# Shorts or Azzpadz?



## gc2012 (Nov 8, 2012)

Hi all - I think I'm an intermediate or something slightly above a beginner maybe I've spent prob 12-13 days on the board..... 

I have a tailsaver (tailsaver.com) but thinking of getting something a bit better. Landed a bit hard on ice at the weekend and tail is sore. Was thinking of an azzpad as they get good reviews on here. Was also thinking though is it better to get a decent pair of hard-tail shorts instead to give more overall padding...

If you were at my level (plan to get stuck into some nice red slopes this winter) but not do tricks etc would you focus on ass protection (azzpadz) or slightly less ass protection but better all round protection for hips / cheeks and get a pair or hardtail impact shorts?

PS - I'm a bit chunky @ 5'7 and c. 190 lbs so I can tend to land hard enough I guess

Thanks for the help!
G


----------



## lonerider (Apr 10, 2009)

gc2012 said:


> Hi all - I think I'm an intermediate or something slightly above a beginner maybe I've spent prob 12-13 days on the board.....
> 
> I have a tailsaver (tailsaver.com) but thinking of getting something a bit better.

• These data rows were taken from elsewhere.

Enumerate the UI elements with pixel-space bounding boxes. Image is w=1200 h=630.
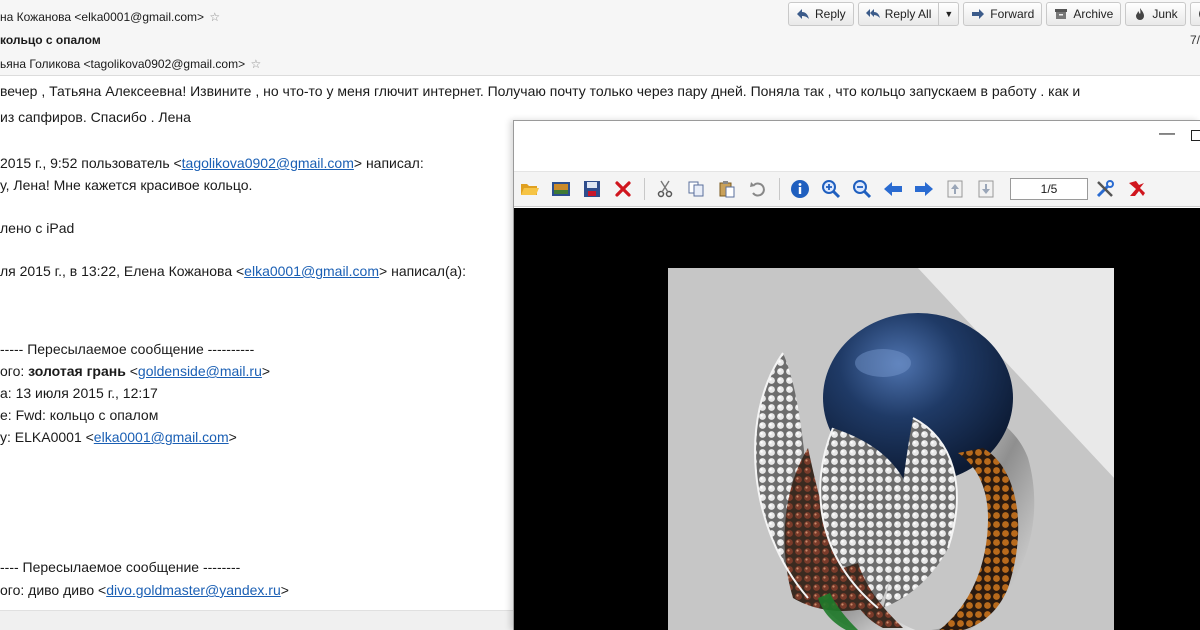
archive-button[interactable]: Archive [1046, 2, 1122, 26]
info-icon[interactable] [789, 178, 811, 200]
junk-flame-icon [1136, 8, 1145, 20]
minimize-button[interactable]: — [1159, 125, 1175, 143]
toolbar-separator [779, 178, 780, 200]
delete-button[interactable]: D [1189, 2, 1200, 26]
prev-arrow-icon[interactable] [882, 178, 904, 200]
reply-all-label: Reply All [884, 7, 932, 21]
field-label: ого: диво диво < [0, 582, 107, 598]
reply-all-icon [865, 9, 880, 18]
field-punct: > [261, 363, 271, 379]
field-punct: > [280, 582, 289, 598]
copy-icon[interactable] [685, 178, 707, 200]
image-viewer-window: — 1/5 [513, 120, 1200, 630]
reply-icon [797, 9, 809, 19]
slideshow-icon[interactable] [550, 178, 572, 200]
save-icon[interactable] [581, 178, 603, 200]
forward-from-2: ого: диво диво <divo.goldmaster@yandex.r… [0, 581, 289, 599]
body-text-line: из сапфиров. Спасибо . Лена [0, 109, 191, 125]
next-arrow-icon[interactable] [913, 178, 935, 200]
maximize-button[interactable] [1191, 130, 1200, 141]
sender-name: золотая грань [28, 363, 126, 379]
quote-header-text: > написал(а): [379, 263, 466, 279]
undo-icon[interactable] [747, 178, 769, 200]
email-link[interactable]: goldenside@mail.ru [138, 363, 262, 379]
forward-from-1: ого: золотая грань <goldenside@mail.ru> [0, 362, 270, 380]
junk-label: Junk [1152, 7, 1178, 21]
reply-all-button[interactable]: Reply All [857, 2, 940, 26]
image-canvas[interactable] [514, 208, 1200, 630]
email-link[interactable]: tagolikova0902@gmail.com [182, 155, 354, 171]
zoom-in-icon[interactable] [820, 178, 842, 200]
forward-divider-2: ---- Пересылаемое сообщение -------- [0, 559, 241, 575]
quote-header-1: 2015 г., 9:52 пользователь <tagolikova09… [0, 154, 424, 172]
settings-tools-icon[interactable] [1094, 178, 1116, 200]
paste-icon[interactable] [716, 178, 738, 200]
forward-subject-1: е: Fwd: кольцо с опалом [0, 407, 159, 423]
quote-header-text: > написал: [353, 155, 424, 171]
ring-photo [668, 268, 1114, 630]
viewer-titlebar: — [514, 121, 1200, 171]
junk-button[interactable]: Junk [1125, 2, 1186, 26]
horizontal-scrollbar[interactable] [0, 610, 515, 630]
viewer-toolbar: 1/5 [514, 171, 1200, 207]
subject-line: кольцо с опалом [0, 33, 101, 47]
quote-header-text: ля 2015 г., в 13:22, Елена Кожанова < [0, 263, 245, 279]
forward-button[interactable]: Forward [963, 2, 1043, 26]
recipient-address[interactable]: ьяна Голикова <tagolikova0902@gmail.com> [0, 57, 245, 71]
reply-all-dropdown[interactable]: ▼ [939, 2, 960, 26]
message-date: 7/ [1189, 33, 1200, 47]
cut-icon[interactable] [654, 178, 676, 200]
sender-line: на Кожанова <elka0001@gmail.com> ☆ [0, 10, 220, 24]
forward-to-1: у: ELKA0001 <elka0001@gmail.com> [0, 428, 237, 446]
open-folder-icon[interactable] [519, 178, 541, 200]
forward-icon [972, 9, 985, 19]
field-punct: > [228, 429, 237, 445]
message-toolbar: Reply Reply All ▼ Forward Archive Junk D [788, 2, 1200, 26]
forward-label: Forward [990, 7, 1035, 21]
signature-ipad: лено с iPad [0, 220, 75, 236]
quote-header-text: 2015 г., 9:52 пользователь < [0, 155, 182, 171]
first-page-icon[interactable] [944, 178, 966, 200]
field-label: ого: [0, 363, 29, 379]
quote-text: у, Лена! Мне кажется красивое кольцо. [0, 177, 253, 193]
ring-render-image [668, 268, 1114, 630]
field-label: у: ELKA0001 < [0, 429, 94, 445]
forward-divider-1: ----- Пересылаемое сообщение ---------- [0, 341, 255, 357]
recipient-line: ьяна Голикова <tagolikova0902@gmail.com>… [0, 57, 261, 71]
star-outline-icon[interactable]: ☆ [209, 10, 220, 24]
page-indicator-input[interactable]: 1/5 [1010, 178, 1088, 200]
email-link[interactable]: elka0001@gmail.com [94, 429, 229, 445]
reply-all-split: Reply All ▼ [857, 2, 960, 26]
body-text-line: вечер , Татьяна Алексеевна! Извините , н… [0, 83, 1081, 99]
star-outline-icon[interactable]: ☆ [250, 57, 261, 71]
chevron-down-icon: ▼ [944, 9, 954, 19]
archive-label: Archive [1073, 7, 1114, 21]
toolbar-separator [644, 178, 645, 200]
reply-button[interactable]: Reply [788, 2, 854, 26]
forward-date-1: а: 13 июля 2015 г., 12:17 [0, 385, 158, 401]
email-link[interactable]: divo.goldmaster@yandex.ru [106, 582, 281, 598]
message-header: на Кожанова <elka0001@gmail.com> ☆ кольц… [0, 0, 1200, 76]
delete-icon[interactable] [612, 178, 634, 200]
last-page-icon[interactable] [975, 178, 997, 200]
zoom-out-icon[interactable] [851, 178, 873, 200]
field-punct: < [125, 363, 138, 379]
archive-icon [1055, 9, 1068, 19]
quote-header-2: ля 2015 г., в 13:22, Елена Кожанова <elk… [0, 262, 466, 280]
sender-address[interactable]: на Кожанова <elka0001@gmail.com> [0, 10, 204, 24]
email-link[interactable]: elka0001@gmail.com [244, 263, 379, 279]
reply-label: Reply [815, 7, 846, 21]
exit-icon[interactable] [1125, 178, 1147, 200]
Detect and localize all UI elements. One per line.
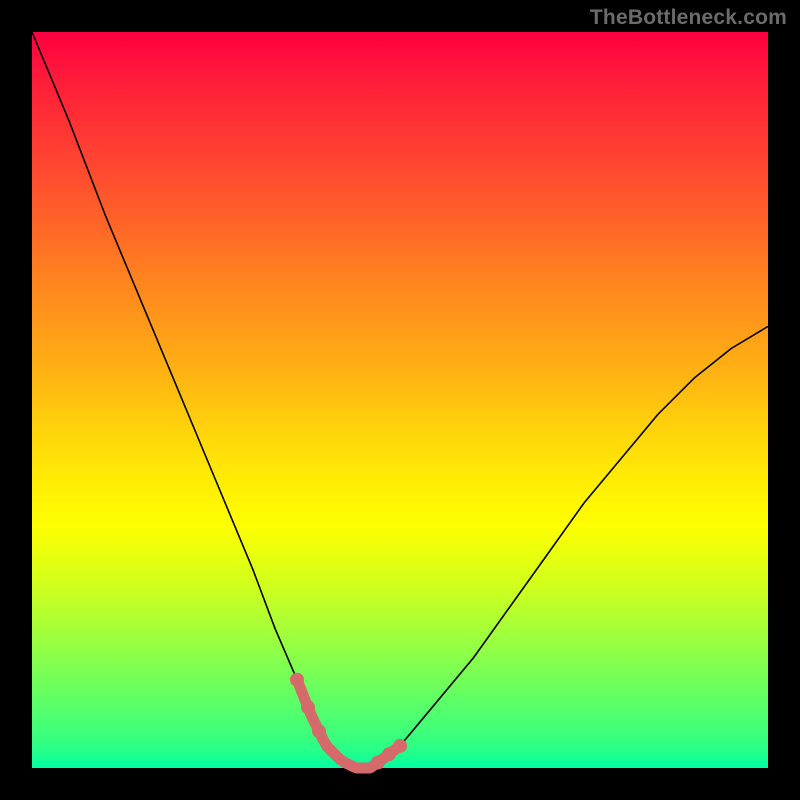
highlight-dots — [290, 673, 407, 770]
watermark-text: TheBottleneck.com — [590, 6, 787, 30]
main-curve-path — [32, 32, 768, 768]
highlight-dot — [312, 724, 326, 738]
highlight-dot — [393, 739, 407, 753]
highlight-dot — [290, 673, 304, 687]
highlight-dot — [301, 700, 315, 714]
chart-canvas: TheBottleneck.com — [0, 0, 800, 800]
plot-area — [32, 32, 768, 768]
highlight-dot — [371, 756, 385, 770]
curve-svg — [32, 32, 768, 768]
bottleneck-curve — [32, 32, 768, 770]
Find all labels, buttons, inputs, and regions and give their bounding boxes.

Landed a bit hard on ice at the weekend and tail is sore. Was thinking of an azzpad as they get good reviews on here. Was also thinking though is it better to get a decent pair of hard-tail shorts instead to give more overall padding...
> 
> ...


I've had several pairs of padded shorts as well as the Azzpadz. If you aren't doing tricks, then it is unlikely for you to slam on your hips (it's possible, just less likely). For that reason you might want to go with the Azzpads as it will not only protect your tailbone, but also your cheeks/sit bones (basically any fall onto your butt). Out of the box, it won't provide protection if you fall forward on your chest/stomach.

Padded shorts like Skeletools or even the Demon Belt (which looks like a kilt of 3 pads to protect your tailbone and left/right hip) give you more protection, but are a little bit more restrictive. I've actually sew on some d3o pads to my Azzpads to add some additional protection for my hips. 

I would specifically avoid any padded shorts that have a relatively small tailbone protector as they have an unfortunate tendency to slid a bit out of place... basically giving you no protection at all (Skeletools and Demon are great ones to go for).

In the end, it all really depends on your personal preference for safety vs freedom.


----------